Le rapport du défenseur des droits
Il déplore une méconnaissance globale de la Convention et l’absence de volonté de l’Etat de placer de manière effective les droits et l’intérêt supérieur de l’enfant au cœur des politiques publiques afin de garantir à tous les enfants la mise en œuvre de la Convention, en métropole comme en outre-mer.

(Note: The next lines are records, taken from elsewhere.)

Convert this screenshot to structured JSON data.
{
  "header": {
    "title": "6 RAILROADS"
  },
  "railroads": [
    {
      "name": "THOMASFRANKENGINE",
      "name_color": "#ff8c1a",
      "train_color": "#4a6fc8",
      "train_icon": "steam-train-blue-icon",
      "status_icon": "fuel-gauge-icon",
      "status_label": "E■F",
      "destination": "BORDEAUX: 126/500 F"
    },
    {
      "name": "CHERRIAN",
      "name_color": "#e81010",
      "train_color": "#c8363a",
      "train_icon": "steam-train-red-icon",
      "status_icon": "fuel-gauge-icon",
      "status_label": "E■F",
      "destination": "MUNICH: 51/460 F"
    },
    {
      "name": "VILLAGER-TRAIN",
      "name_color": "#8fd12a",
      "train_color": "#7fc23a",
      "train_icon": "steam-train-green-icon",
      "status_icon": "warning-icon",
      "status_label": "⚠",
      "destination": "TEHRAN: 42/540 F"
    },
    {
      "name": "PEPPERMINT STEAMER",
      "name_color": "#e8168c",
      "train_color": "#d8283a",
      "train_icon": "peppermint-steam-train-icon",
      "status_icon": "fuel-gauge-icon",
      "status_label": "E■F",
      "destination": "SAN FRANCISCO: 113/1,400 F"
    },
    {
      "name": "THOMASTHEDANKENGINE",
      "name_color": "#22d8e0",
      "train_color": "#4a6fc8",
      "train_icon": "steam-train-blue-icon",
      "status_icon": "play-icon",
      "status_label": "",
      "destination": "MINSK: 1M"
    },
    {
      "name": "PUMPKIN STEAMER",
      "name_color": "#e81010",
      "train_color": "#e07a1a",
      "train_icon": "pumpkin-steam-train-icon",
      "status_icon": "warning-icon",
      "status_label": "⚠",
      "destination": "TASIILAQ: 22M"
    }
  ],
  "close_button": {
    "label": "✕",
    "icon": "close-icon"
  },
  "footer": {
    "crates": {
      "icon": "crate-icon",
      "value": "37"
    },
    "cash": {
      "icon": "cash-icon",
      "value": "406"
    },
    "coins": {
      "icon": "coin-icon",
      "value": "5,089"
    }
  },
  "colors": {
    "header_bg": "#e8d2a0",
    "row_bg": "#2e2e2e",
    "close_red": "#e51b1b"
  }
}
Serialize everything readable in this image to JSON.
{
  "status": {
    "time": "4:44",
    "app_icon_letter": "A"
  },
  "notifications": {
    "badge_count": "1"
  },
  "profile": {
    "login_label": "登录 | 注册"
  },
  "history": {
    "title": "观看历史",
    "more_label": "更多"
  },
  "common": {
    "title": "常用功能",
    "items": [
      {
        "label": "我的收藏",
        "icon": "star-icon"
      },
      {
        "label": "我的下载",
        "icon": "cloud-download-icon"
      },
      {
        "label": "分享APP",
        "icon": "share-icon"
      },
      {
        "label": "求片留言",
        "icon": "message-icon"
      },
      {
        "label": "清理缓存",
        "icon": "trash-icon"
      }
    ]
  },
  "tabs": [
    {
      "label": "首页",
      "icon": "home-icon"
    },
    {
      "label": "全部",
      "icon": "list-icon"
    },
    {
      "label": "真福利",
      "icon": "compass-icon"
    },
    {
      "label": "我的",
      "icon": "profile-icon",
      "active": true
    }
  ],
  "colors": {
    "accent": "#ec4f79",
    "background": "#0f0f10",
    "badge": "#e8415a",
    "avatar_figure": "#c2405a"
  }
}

Ses conclusions sont en demi-teinte. S’il constate certains progrès (handicap, protection de l’enfance, refondation de l’école), il note des difficultés importantes d’accès aux droits pour les plus vulnérables : enfants pauvres, enfants handicapés, enfants migrants seuls ou en famille…. Par ailleurs, il pointe les inégalités territoriales qui subsistent, en particulier en matière de protection de l’enfance et d’accès aux soins et à l’éducation.
128 propositions
Il formule 128 recommandations et appelle l’Etat à accélérer le calendrier parlementaire concernant les projets en cours sur la protection de l’enfance et la justice des mineurs. L’accent doit être mis sur le droit à l’éducation, afin de permettre à tous les enfants de développer leurs capacités de réflexion et leur sens critique.
En juin 2015, la Défenseure des enfants a présenté ce rapport au Comité des droits de l’enfant lors de la réunion de pré-session de l’ONU. Il rendra son avis en janvier 2016.